I‘m more sensitive to noise and two of my coworkers are constantly bickering about some stupid shit. it‘s gone on for two weeks. one of them has anger issues and starts yelling around because of literally anything that angers him ever so slightly. and if he‘s not yelling about something he‘s watching videos on his computer, either on speakers or with headphones turned so loud it barely makes a difference (at least the higher-energy part of the frequency spectrum is tuned down but still).
my brain also doesn‘t work the way it should. I put on some brown noise on my headphones to tune out my coworkers‘ conversations so I can hear my own thoughts over the noise but here I am trying to focus on the manual of a new device reading the same sentence multiple times because my brain just doesn‘t register. earlier, when preparing some stuff I forgot to pack power cords, and packing the cabled I need is usually the FIRST thing I do.
it was planned that I get sunday and monday off, but today I got a mail that I need to go to the headquarters on monday 8am for some stupid election (don‘t listen to me, voting the people who represent you and your rights is important). no chance to opt out. yesterday everyone got an email that said the election cards are going to be delivered to each site, but ofc I belong to the one group who has to go to the headquarters. god this is so stupid.

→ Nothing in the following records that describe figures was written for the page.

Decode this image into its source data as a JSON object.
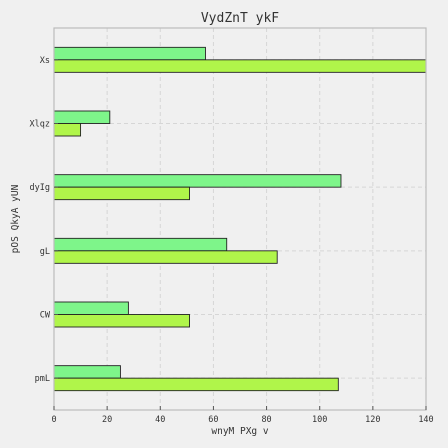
{
  "chart_data": {
    "type": "bar",
    "orientation": "horizontal",
    "title": "VydZnT ykF",
    "xlabel": "wnyM PXg v",
    "ylabel": "pOS QkyA yUN",
    "categories": [
      "Xs",
      "Xlqz",
      "dyIg",
      "gL",
      "CW",
      "pmL"
    ],
    "series": [
      {
        "values": [
          57,
          21,
          108,
          65,
          28,
          25
        ]
      },
      {
        "values": [
          140,
          10,
          51,
          84,
          51,
          107
        ]
      }
    ],
    "xlim": [
      0,
      140
    ],
    "xticks": [
      0,
      20,
      40,
      60,
      80,
      100,
      120,
      140
    ],
    "grid": true,
    "colors": [
      "#7ef58a",
      "#b0f54a"
    ]
  }
}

I‘m just done. I have like 5% energy. I want to go home and rest and sit out the worst three days. slap a hot water bottle on my belly, get all cozy on the couch and watch The Dragon Prince. and sleep. I‘m so damn tired.
at least the workload is currently small enough to just relax and take it slow. no need to hurry. if I wanted to I could spend most of the day at the office and do the endless scrolling or something, but I‘m gonna go distract myself with more relaxing, under-appreciated tasks once I‘ve finished my coffee. for now I‘m just going to enjoy the silence. my coworkers left to do something somewhere else and once they‘re back, I‘m gonna go get lunch and occupy myself with something productive but low-effort afterwards.
today sucks and I can‘t wait for it to be over. tomorrow is going to suck too, and saturday might as well, but on sunday I can relax.